The version of events as told by the prisoners, however, is different. Detainees at the time claim that security forces came in shooting haphazardly and gave prisoners no time to return to their cells or surrender. Equally, they claim that security forces targeted specific individuals to kill and deliberately shot detainees as they fled down corridors and through courtyards. Prisoners were also shot dead in their own cells and while hiding in the cells of others despite not participating in the uprising at all. Prisoners also claimed that names were called out on a list and those that stepped forward were quickly shot. Finally, even after the security forces had regained complete control, prisoners were brutally beaten in their cells, in the cells of others, and in courtyards.

=== ONDH Report ===
The ONDH Report on the events were also called into question as to their legitimacy. This report outlines that the security forces chose not to use tear gas as they did not want to cause asphyxiation among the prisoners who were in enclosed spaces. However, it did not justify why they instead chose to use firearms and grenades, which were obviously much more deadly weapons. ONDH officials agree that only a very small group of prisoners were armed and those that were armed were swiftly executed by snipers that were able to target them successfully. With this in mind, the need to deploy security forces with so many and such deadly weapons is further called into question. There was a huge discrepancy between how armed and protected prisoners were versus guards in this incidence. It appears as if, given this information, a large death toll would have been unsurprising to prison officials. The report equally states that only 12 prisoners were injured compared to 96 dead. This difference is striking and raises questions about the tactics of the security forces.
The burial of those killed was another issue that became controversial.

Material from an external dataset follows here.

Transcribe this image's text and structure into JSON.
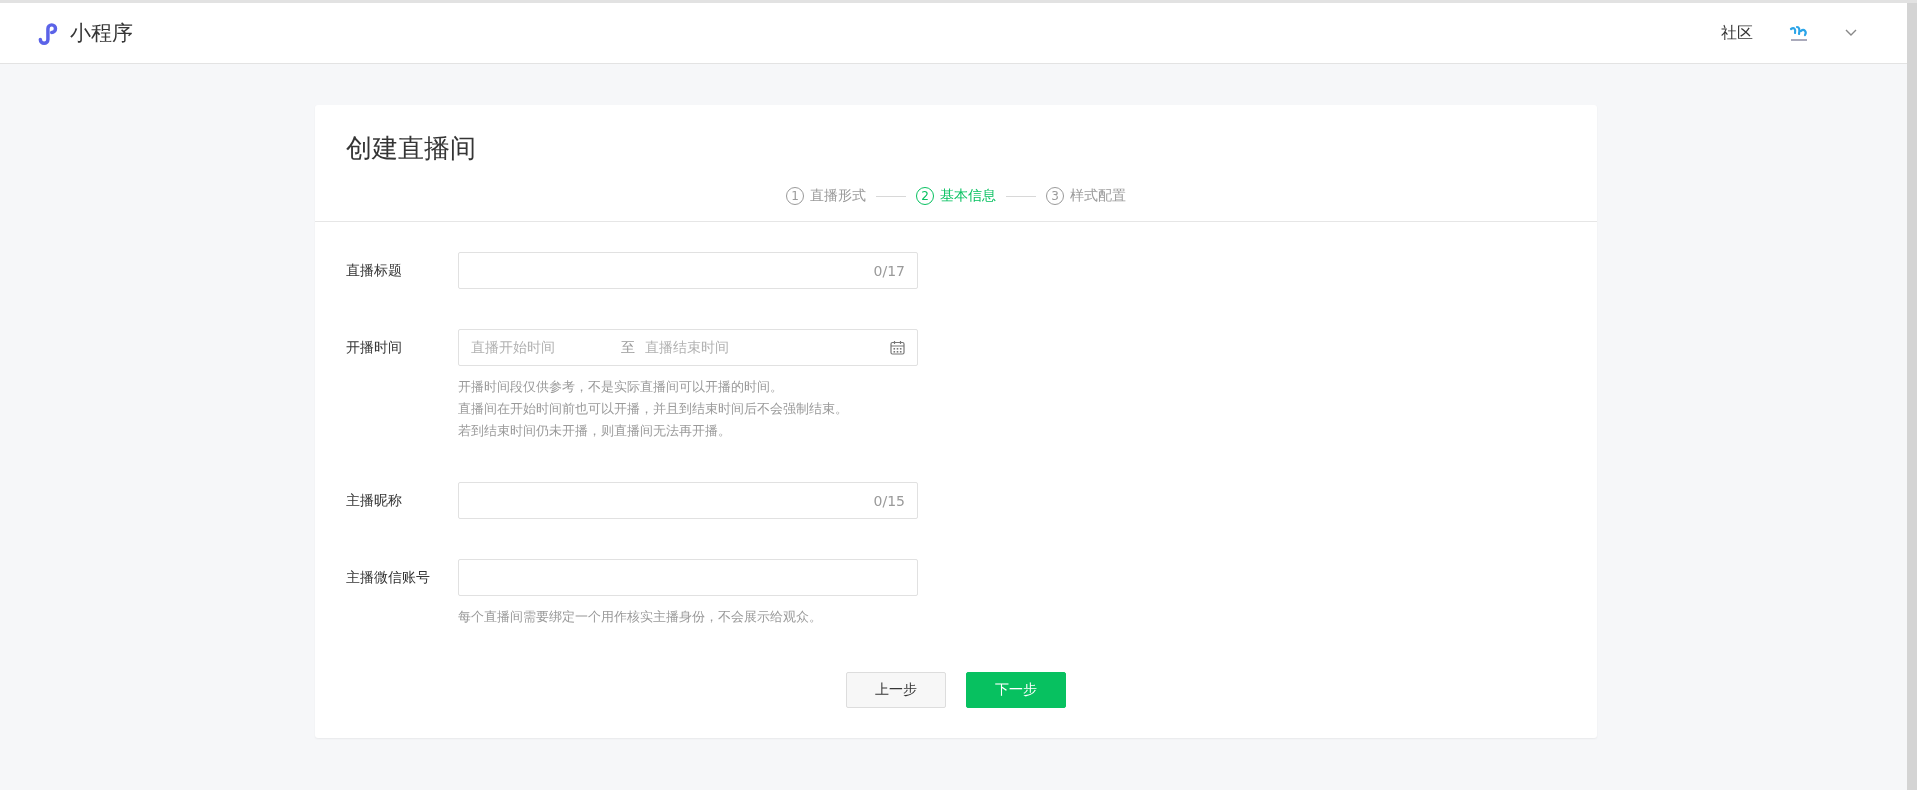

The corpses were buried without relatives or next of kin being informed. They were equally buried in graves marked only by "X-Algerian." Relatives of those killed who heard of what had happened often reached out to the prison for information, but received little. No autopsies or post-mortem exams were carried out, which could have revealed the cause of death of each prisoner. In addition to cause, it would have revealed whether the prisoner was killed by weapons carried by the security forces or by the weapons carried by escaped prisoners. It also would have shown how many were killed by grenades or other weapons. As the official claim states that many prisoners were killed by their peers and not security forces, autopsies would have confirmed or denied the legitimacy of these claims.
Amnesty International chose to investigate the massacre, but were not permitted to visit the prison itself. They were also not allowed to meet with the Attorney General who had visited the prison after the incident. Amnesty asked several specific questions during their investigation. One was why the bodies were buried so quickly and why the government did not choose to exhume the bodies to examine them more closely. The response of the ONDH was not they already knew they had been shot despite saying in their report that some were also killed by grenades and knives. Another question involved whether or not the bodies were intact and what kinds of injuries they had sustained. The commission originally answered that most had only sustained one bullet wound to the head. When Amnesty International responded that this suggested that the security forces were intentionally killing prisoners in a targeted manner, the ONDH changed their answer to two or three bullet wounds per prisoner. Amnesty International cited the part of the report where the ONDH claimed they had taken pictures of each body, taken their fingerprints and wrote a description of their injuries before burying them. However, neither families nor lawyers nor any human rights organizations had been able to gain access to this documentation.
The ONDH commission, according to reports, visited the prison and spoke to detainees. However, they were only able to speak to 10 of them despite there being 1500 prisoners being held there at the time of the massacre. Those 10 prisoners had also been on TV shortly after the events and gave an account identical to that of officials. Many have suggested that the prisoners were coerced or incentivized into testifying, but this has not been proved. It is indubitably odd, however, that the commission did not choose to speak with a larger group than 10 prisoners.
Due to suspicions about their dead loved ones' whereabouts, families appealed to the courts to make the list of those killed public and to allow family members to see the dead bodies of their loved ones.
Lawyers equally filed motions to have a few questions answered about the unfolding of the massacre. These involved why so many prisoners were transferred to the prison right before the riot, why the guard allegedly involved in supplying the prisoners with weapons had been transferred to the prison so soon before the riot and why some prisoners were incarcerated in a manner incompatible with Algerian code of prisons. Lawyers also questioned why guards were stationed in parts of the prison at the time that they were not trained to be in and why no third-party inspector was allowed into the prison after the massacre.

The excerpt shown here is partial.